Rene Engelhard wrote:
Hi, Mikael Magnusson wrote:I choose to name them libportaudio0[-dev] and libportaudio19-0[-dev] with libportaudio0 and libportaudio19-0 as SONAMEs respectively, and I think my naming scheme has an advantages. If portaudio v19 when release is backward compatible with v18, then libportaudio19-0[-dev] can be renamed to libportaudio0[-dev].I just did a diff between portaudio v18.1 and the CVS anspshot I packaged. They renamed functions (removing the old ones): e.g. PaQueryDevice -> PaOSS_QueryDevice. And AFAIS function signatures, too. So v18 and v19 *are* ABI-incompatible (which also alreyd was implied of the API changes, see above).
PaQueryDevice and PaOSS_QueryDevice seem to be internal functions and aren't declared in portaudio.h.

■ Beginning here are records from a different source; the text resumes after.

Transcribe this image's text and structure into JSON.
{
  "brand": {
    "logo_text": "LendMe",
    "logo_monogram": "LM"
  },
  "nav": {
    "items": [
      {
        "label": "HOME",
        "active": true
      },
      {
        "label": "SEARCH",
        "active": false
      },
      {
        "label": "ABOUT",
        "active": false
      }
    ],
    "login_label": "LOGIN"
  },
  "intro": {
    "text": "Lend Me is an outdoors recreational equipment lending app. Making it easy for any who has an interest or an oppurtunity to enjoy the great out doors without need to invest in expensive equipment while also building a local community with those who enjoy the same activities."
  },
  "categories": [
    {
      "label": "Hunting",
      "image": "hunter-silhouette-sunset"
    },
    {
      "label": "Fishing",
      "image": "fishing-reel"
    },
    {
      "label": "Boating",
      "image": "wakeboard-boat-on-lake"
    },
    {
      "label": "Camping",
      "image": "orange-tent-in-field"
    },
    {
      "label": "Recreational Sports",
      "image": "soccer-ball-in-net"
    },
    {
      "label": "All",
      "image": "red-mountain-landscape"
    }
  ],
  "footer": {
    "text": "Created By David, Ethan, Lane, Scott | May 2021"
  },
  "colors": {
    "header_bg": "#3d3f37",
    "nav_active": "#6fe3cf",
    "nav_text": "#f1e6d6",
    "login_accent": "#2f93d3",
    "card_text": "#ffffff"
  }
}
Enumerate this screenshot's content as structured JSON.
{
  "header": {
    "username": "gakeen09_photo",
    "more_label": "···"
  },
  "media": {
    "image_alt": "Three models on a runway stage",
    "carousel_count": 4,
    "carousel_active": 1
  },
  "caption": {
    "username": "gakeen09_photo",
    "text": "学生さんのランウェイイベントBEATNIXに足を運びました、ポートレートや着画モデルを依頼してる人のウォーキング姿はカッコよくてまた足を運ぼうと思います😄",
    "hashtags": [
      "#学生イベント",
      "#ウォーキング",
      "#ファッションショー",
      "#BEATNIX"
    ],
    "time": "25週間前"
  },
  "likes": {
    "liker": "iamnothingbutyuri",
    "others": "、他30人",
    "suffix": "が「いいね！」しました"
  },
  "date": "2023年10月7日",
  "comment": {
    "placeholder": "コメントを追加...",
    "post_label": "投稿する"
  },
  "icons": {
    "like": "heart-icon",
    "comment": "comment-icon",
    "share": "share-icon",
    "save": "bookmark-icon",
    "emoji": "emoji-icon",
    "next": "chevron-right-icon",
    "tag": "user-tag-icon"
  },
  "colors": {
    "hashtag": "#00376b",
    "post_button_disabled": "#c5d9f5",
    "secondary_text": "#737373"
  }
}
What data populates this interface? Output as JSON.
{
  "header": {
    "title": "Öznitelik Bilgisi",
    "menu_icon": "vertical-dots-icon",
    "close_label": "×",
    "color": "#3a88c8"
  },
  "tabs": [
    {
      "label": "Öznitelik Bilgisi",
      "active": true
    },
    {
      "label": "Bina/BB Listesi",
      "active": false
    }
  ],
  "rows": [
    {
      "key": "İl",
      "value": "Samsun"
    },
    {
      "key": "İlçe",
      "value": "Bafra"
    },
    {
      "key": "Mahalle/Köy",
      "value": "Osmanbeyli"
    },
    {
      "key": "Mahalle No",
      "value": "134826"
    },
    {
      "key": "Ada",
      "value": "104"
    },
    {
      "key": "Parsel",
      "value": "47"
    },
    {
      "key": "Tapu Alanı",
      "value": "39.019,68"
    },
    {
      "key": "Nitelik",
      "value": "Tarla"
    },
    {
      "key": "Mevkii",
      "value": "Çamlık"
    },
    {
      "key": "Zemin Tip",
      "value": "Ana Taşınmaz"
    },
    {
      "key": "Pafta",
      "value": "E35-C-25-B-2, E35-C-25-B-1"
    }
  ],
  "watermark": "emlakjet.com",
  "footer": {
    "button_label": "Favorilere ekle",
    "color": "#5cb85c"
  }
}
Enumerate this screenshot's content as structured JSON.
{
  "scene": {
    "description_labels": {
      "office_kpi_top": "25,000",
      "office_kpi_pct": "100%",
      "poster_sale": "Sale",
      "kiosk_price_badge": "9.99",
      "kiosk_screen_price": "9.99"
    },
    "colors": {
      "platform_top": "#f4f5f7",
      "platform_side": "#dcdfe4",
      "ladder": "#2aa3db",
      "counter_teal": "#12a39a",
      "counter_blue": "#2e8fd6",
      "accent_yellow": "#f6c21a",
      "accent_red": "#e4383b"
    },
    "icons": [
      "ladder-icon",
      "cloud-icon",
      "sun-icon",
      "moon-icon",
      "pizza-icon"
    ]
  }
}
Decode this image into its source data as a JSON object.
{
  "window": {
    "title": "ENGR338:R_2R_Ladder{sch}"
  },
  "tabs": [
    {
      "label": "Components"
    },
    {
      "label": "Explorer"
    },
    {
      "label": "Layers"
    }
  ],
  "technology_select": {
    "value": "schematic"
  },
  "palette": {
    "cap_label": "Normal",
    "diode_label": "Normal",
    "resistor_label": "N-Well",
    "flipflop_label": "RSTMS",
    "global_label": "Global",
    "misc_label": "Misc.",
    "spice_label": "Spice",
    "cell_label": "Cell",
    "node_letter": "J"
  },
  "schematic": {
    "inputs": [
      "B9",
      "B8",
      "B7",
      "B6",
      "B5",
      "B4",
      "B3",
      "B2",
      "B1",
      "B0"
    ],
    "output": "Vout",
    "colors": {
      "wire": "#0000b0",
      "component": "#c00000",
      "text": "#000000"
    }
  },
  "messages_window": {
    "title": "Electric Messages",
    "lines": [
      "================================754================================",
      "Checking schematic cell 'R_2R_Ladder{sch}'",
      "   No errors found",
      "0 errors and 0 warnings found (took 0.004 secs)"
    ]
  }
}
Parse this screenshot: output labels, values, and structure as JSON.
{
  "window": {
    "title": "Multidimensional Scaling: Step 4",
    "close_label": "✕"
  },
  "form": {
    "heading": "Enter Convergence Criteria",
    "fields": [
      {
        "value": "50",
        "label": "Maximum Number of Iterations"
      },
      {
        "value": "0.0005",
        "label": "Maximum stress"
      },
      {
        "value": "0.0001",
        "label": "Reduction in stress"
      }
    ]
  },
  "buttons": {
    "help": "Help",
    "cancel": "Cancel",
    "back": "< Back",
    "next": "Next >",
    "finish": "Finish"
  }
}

So you *need* to do a split completely and this means also wrt SONAMEs, v19 will not be compatible with pplications written for/linked against v18.
Yes, I know they are ABI-incompatible and I use the SONAMEs libportaudio.so.0 and libportaudio-19.so.0 respectively in my packages.
According to the first paragraph in Debian Policy Manual section 10.2 "Libraries", you must compile all source twice. Isn't this required anymore, as I can't see this happen in your package?Well... I never saw bad implications of static libraries built with -fPIC, contrary I saw that this is good since some applications/other dynamic libraries wanting to link against portaudio will not fail. Some arch require -fPIC for linking into a (dynamic) app and dynamic librar
Yes, dynamic libraries must be compiled with -fPIC and static libraries must not be.
According to section 1.1: "Packages that do not conform to the guidelines denoted by must (or required) will generally not be considered acceptable for the Debian distribution."